L'année étudiante va commencer dès septembre. L'occasion de faire valoir les nombreuses activités que propose l'aumônerie des étudiants. Par exemple, le 29 mars, à Pérols, les jeunes de la mission étudiante rencontraient Pierre Favre, une personnalité hors normes venue témoigner de son parcours et sa vie.

Hors normes d'abord par son aspect physique : longue barbe grisonnante, crâne rasé, le visage et le corps couverts de tatouages. Hors normes également par son itinéraire de vie : une jeunesse marquée par l’addiction alcool-drogue, une tranche d’existence de SDF et la contamination par le virus du sida. Ensuite rencontre avec Jésus-Christ,  la resocialisation, une merveilleuse histoire d'amour, le vedettariat de chanteur dans un groupe de musique. Puis survinrent  le décès de sa femme, l'engagement comme permanent au Secours catholique et une seconde notoriété consécutive à la publication de son livre : « La foi dans la peau ».

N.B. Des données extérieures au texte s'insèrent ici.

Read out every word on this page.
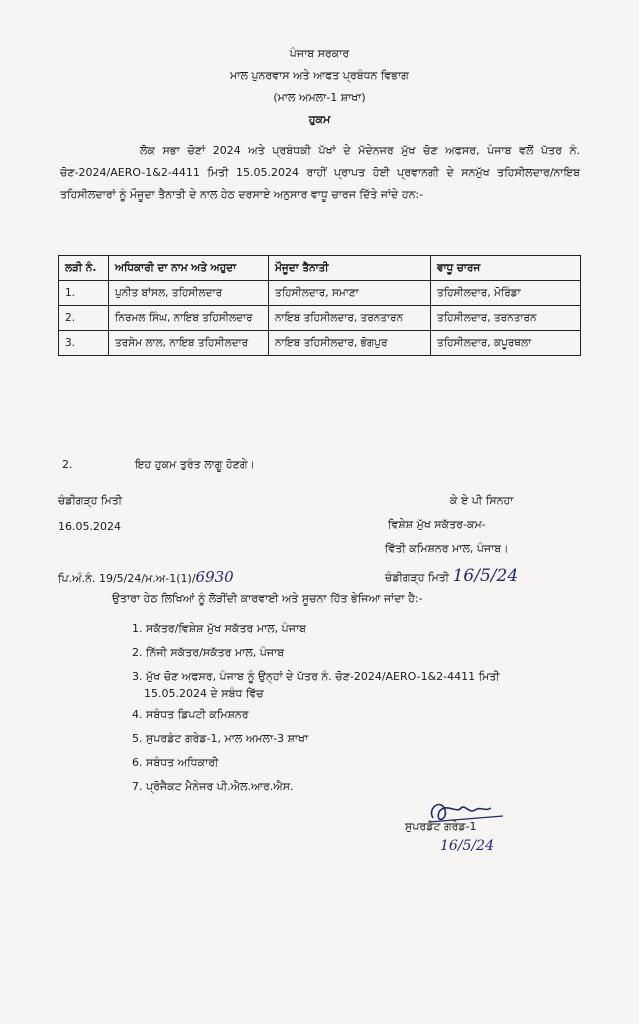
ਪੰਜਾਬ ਸਰਕਾਰ
ਮਾਲ ਪੁਨਰਵਾਸ ਅਤੇ ਆਫਤ ਪ੍ਰਬੰਧਨ ਵਿਭਾਗ
(ਮਾਲ ਅਮਲਾ-1 ਸ਼ਾਖਾ)
ਹੁਕਮ
ਲੋਕ ਸਭਾ ਚੋਣਾਂ 2024 ਅਤੇ ਪ੍ਰਬੰਧਕੀ ਪੱਖਾਂ ਦੇ ਮੱਦੇਨਜਰ ਮੁੱਖ ਚੋਣ ਅਫਸਰ, ਪੰਜਾਬ ਵਲੋਂ ਪੱਤਰ ਨੰ. ਚੋਣ-2024/AERO-1&2-4411 ਮਿਤੀ 15.05.2024 ਰਾਹੀਂ ਪ੍ਰਾਪਤ ਹੋਈ ਪ੍ਰਵਾਨਗੀ ਦੇ ਸਨਮੁੱਖ ਤਹਿਸੀਲਦਾਰ/ਨਾਇਬ ਤਹਿਸੀਲਦਾਰਾਂ ਨੂੰ ਮੌਜੂਦਾ ਤੈਨਾਤੀ ਦੇ ਨਾਲ ਹੇਠ ਦਰਸਾਏ ਅਨੁਸਾਰ ਵਾਧੂ ਚਾਰਜ ਦਿੱਤੇ ਜਾਂਦੇ ਹਨ:-
ਲੜੀ ਨੰ.	ਅਧਿਕਾਰੀ ਦਾ ਨਾਮ ਅਤੇ ਅਹੁਦਾ	ਮੌਜੂਦਾ ਤੈਨਾਤੀ	ਵਾਧੂ ਚਾਰਜ
1.	ਪੁਨੀਤ ਬਾਂਸਲ, ਤਹਿਸੀਲਦਾਰ	ਤਹਿਸੀਲਦਾਰ, ਸਮਾਣਾ	ਤਹਿਸੀਲਦਾਰ, ਮੋਰਿੰਡਾ
2.	ਨਿਰਮਲ ਸਿੰਘ, ਨਾਇਬ ਤਹਿਸੀਲਦਾਰ	ਨਾਇਬ ਤਹਿਸੀਲਦਾਰ, ਤਰਨਤਾਰਨ	ਤਹਿਸੀਲਦਾਰ, ਤਰਨਤਾਰਨ
3.	ਤਰਸੇਮ ਲਾਲ, ਨਾਇਬ ਤਹਿਸੀਲਦਾਰ	ਨਾਇਬ ਤਹਿਸੀਲਦਾਰ, ਭੋਗਪੁਰ	ਤਹਿਸੀਲਦਾਰ, ਕਪੂਰਥਲਾ
2.	ਇਹ ਹੁਕਮ ਤੁਰੰਤ ਲਾਗੂ ਹੋਣਗੇ।
ਚੰਡੀਗੜ੍ਹ ਮਿਤੀ
16.05.2024
ਕੇ ਏ ਪੀ ਸਿਨਹਾ
ਵਿਸ਼ੇਸ਼ ਮੁੱਖ ਸਕੱਤਰ-ਕਮ-
ਵਿੱਤੀ ਕਮਿਸ਼ਨਰ ਮਾਲ, ਪੰਜਾਬ।
ਪਿ.ਅੰ.ਨੰ. 19/5/24/ਮ.ਅ-1(1)/6930	ਚੰਡੀਗੜ੍ਹ ਮਿਤੀ 16/5/24
ਉਤਾਰਾ ਹੇਠ ਲਿਖਿਆਂ ਨੂੰ ਲੋੜੀਂਦੀ ਕਾਰਵਾਈ ਅਤੇ ਸੂਚਨਾ ਹਿੱਤ ਭੇਜਿਆ ਜਾਂਦਾ ਹੈ:-
1. ਸਕੱਤਰ/ਵਿਸ਼ੇਸ਼ ਮੁੱਖ ਸਕੱਤਰ ਮਾਲ, ਪੰਜਾਬ
2. ਨਿੱਜੀ ਸਕੱਤਰ/ਸਕੱਤਰ ਮਾਲ, ਪੰਜਾਬ
3. ਮੁੱਖ ਚੋਣ ਅਫਸਰ, ਪੰਜਾਬ ਨੂੰ ਉਨ੍ਹਾਂ ਦੇ ਪੱਤਰ ਨੰ. ਚੋਣ-2024/AERO-1&2-4411 ਮਿਤੀ
15.05.2024 ਦੇ ਸਬੰਧ ਵਿੱਚ
4. ਸਬੰਧਤ ਡਿਪਟੀ ਕਮਿਸ਼ਨਰ
5. ਸੁਪਰਡੰਟ ਗਰੇਡ-1, ਮਾਲ ਅਮਲਾ-3 ਸ਼ਾਖਾ
6. ਸਬੰਧਤ ਅਧਿਕਾਰੀ
7. ਪ੍ਰੋਜੈਕਟ ਮੈਨੇਜਰ ਪੀ.ਐਲ.ਆਰ.ਐਸ.
ਸੁਪਰਡੰਟ ਗਰੇਡ-1
16/5/24
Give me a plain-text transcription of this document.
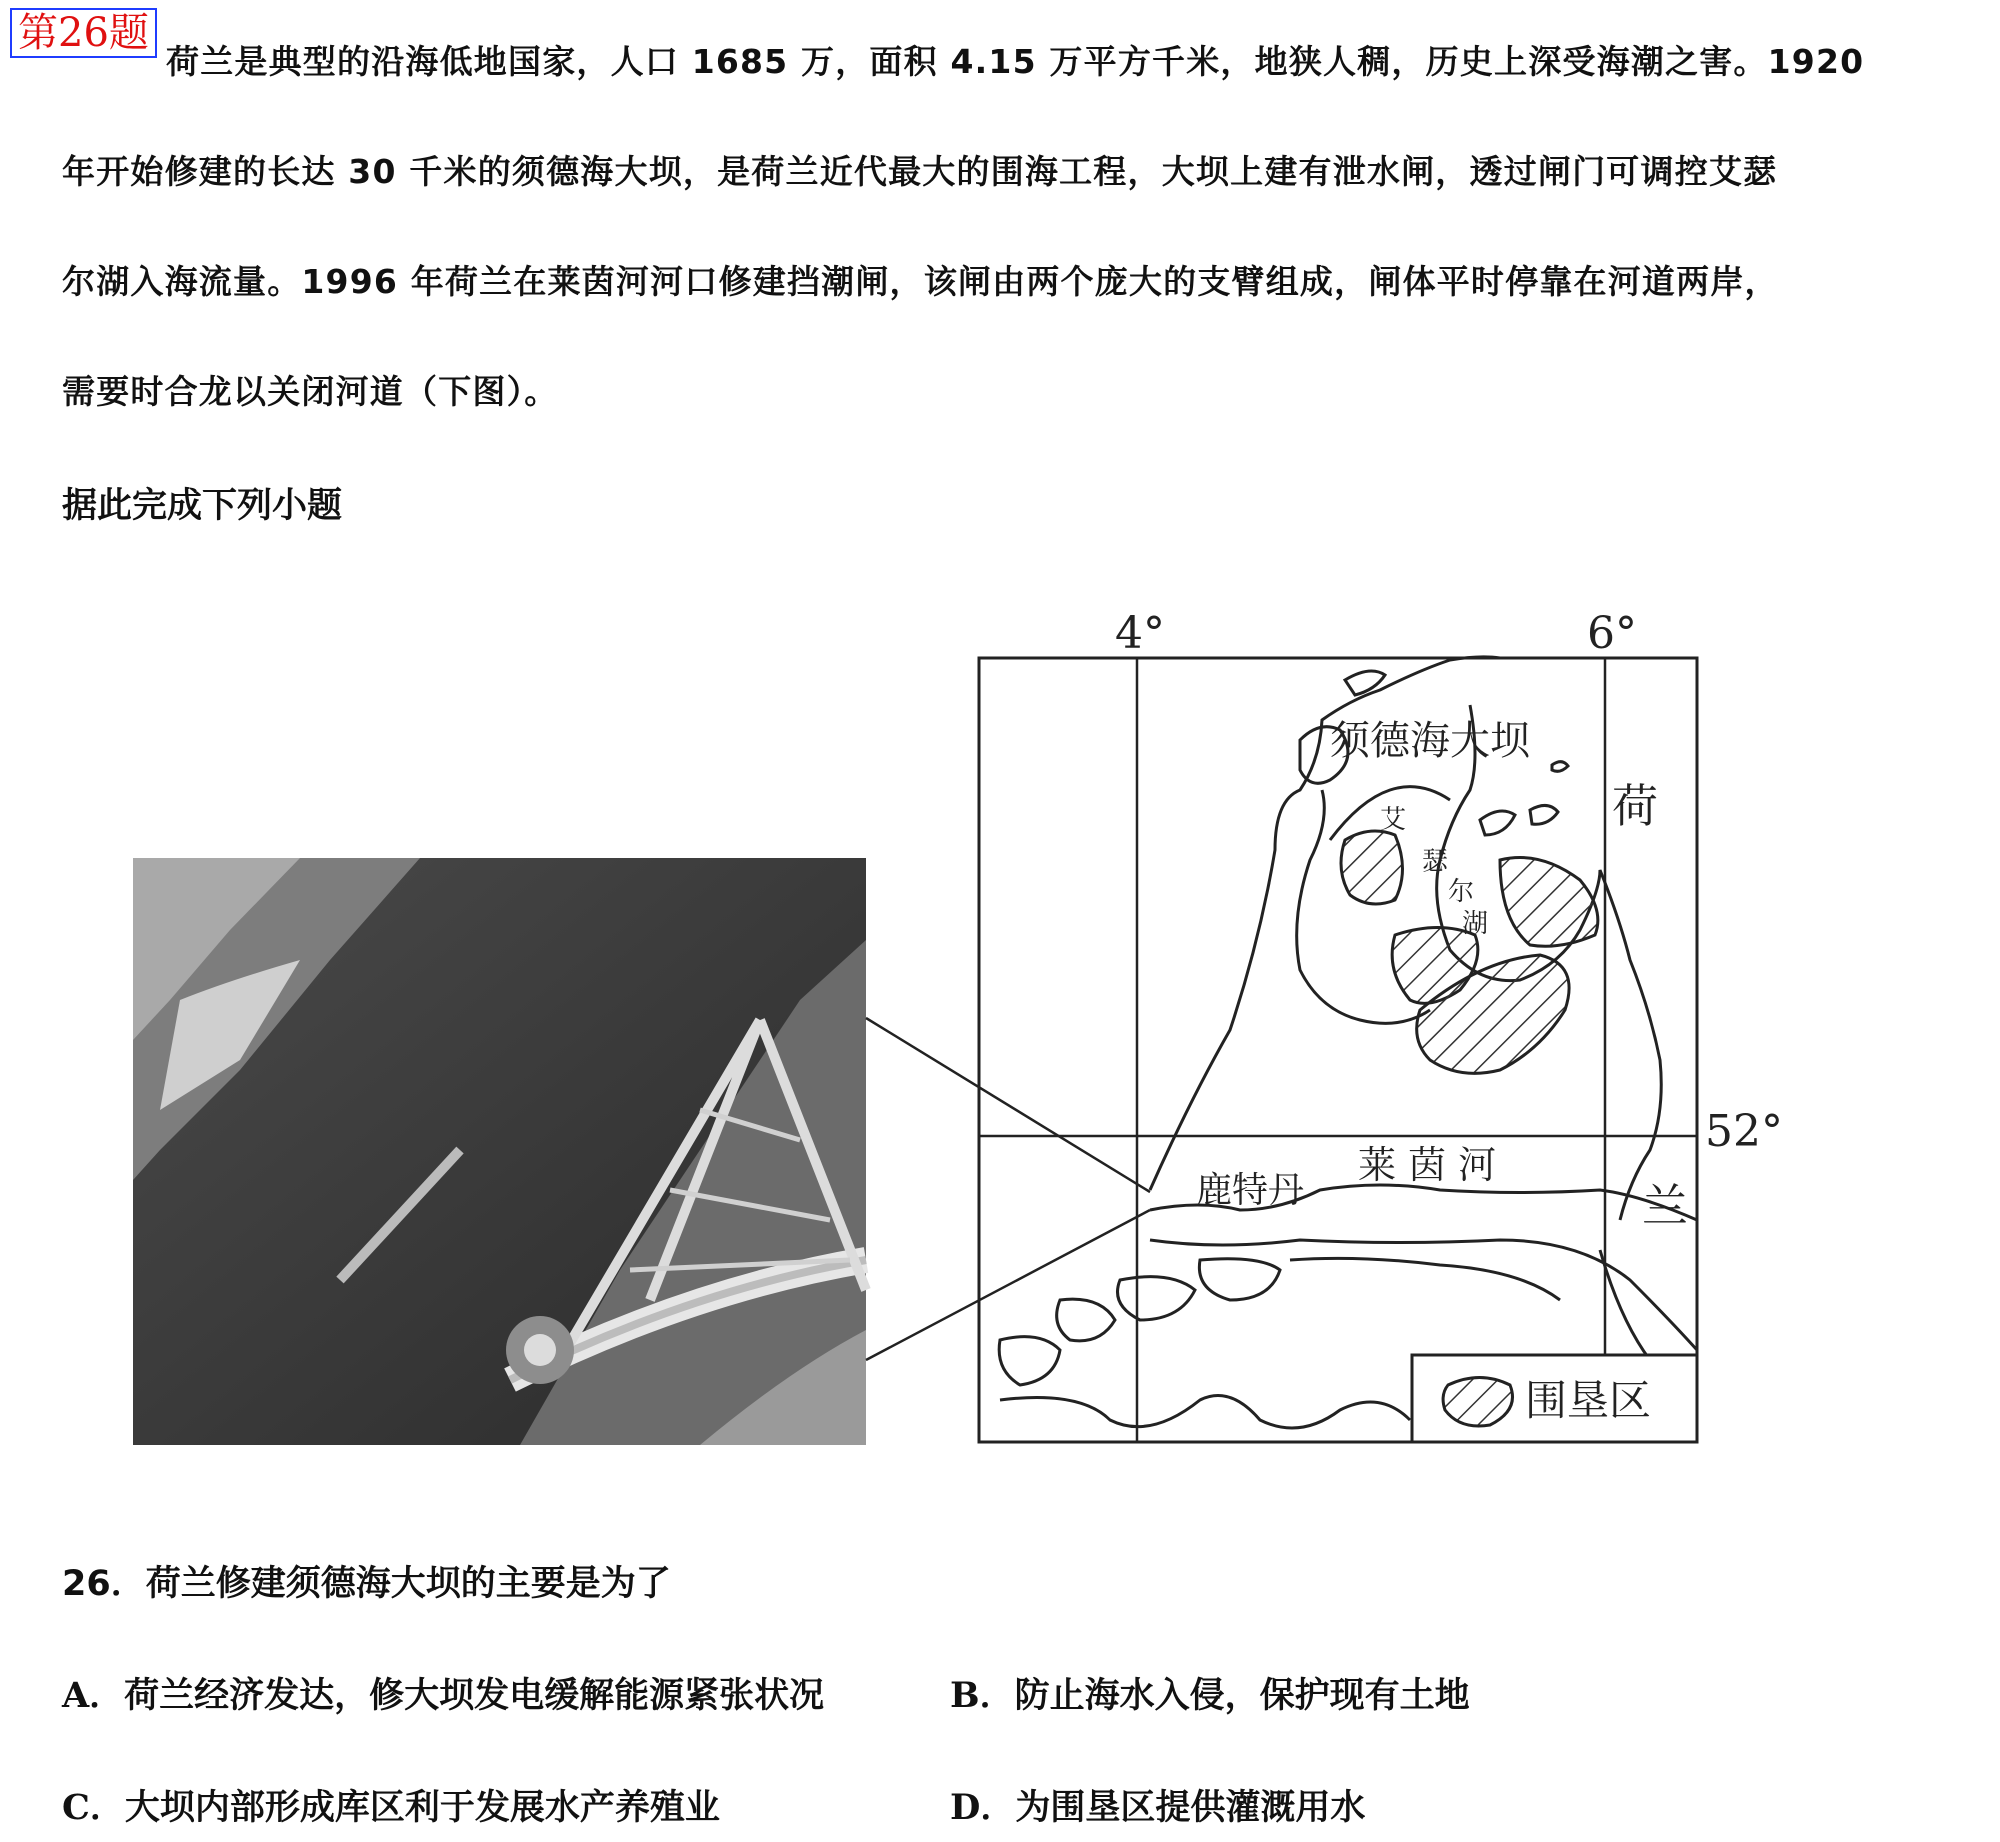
第26题
荷兰是典型的沿海低地国家，人口 1685 万，面积 4.15 万平方千米，地狭人稠，历史上深受海潮之害。1920
年开始修建的长达 30 千米的须德海大坝，是荷兰近代最大的围海工程，大坝上建有泄水闸，透过闸门可调控艾瑟
尔湖入海流量。1996 年荷兰在莱茵河河口修建挡潮闸，该闸由两个庞大的支臂组成，闸体平时停靠在河道两岸，
需要时合龙以关闭河道（下图）。
据此完成下列小题
4°	6°
52°
须德海大坝
艾
瑟
尔
湖
荷
兰
莱 茵 河
鹿特丹
围垦区
26．荷兰修建须德海大坝的主要是为了
A．荷兰经济发达，修大坝发电缓解能源紧张状况	B．防止海水入侵，保护现有土地
C．大坝内部形成库区利于发展水产养殖业	D．为围垦区提供灌溉用水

« J'ai eu la chance de naître dans une famille aimante et croyante, reconnait-il. Quand j'étais enfant mes parents m’envoyaient à la messe et au catéchisme ». Mais l'adolescent introverti, qui se croyait enlaidi par l'acné et une calvitie précoce, est bourré de complexes. Pour fuir son mal-être, il fait la fête avec les copains, s’imbibe d’alcool, quitte sa famille, entre dans l’addiction à la drogue et se fourvoie dans la révolte et l'utopie anarchique. Et il échoue dans la marginalité et finit par retrouver complètement dans la rue, à Lyon, véritable SDF qui, la nuit, trouvait refuge dans une voiture.

« À 22 ans j'avais touché le fond, relate-t-il. Les journées sont longues quand on traîne dans la rue. J'ai alors eu le temps de repenser à mon enfance heureuse, au catéchisme, à Jésus qui était proche des personnes exclues de la société. Et je me suis mis à lui parler, à l'implorer. Je lui demandais qu’il me fasse connaître une belle histoire d'amour avant de mourir. J’avais vu disparaître trop de jeunes comme moi… Et j'ai été très vite exaucé ».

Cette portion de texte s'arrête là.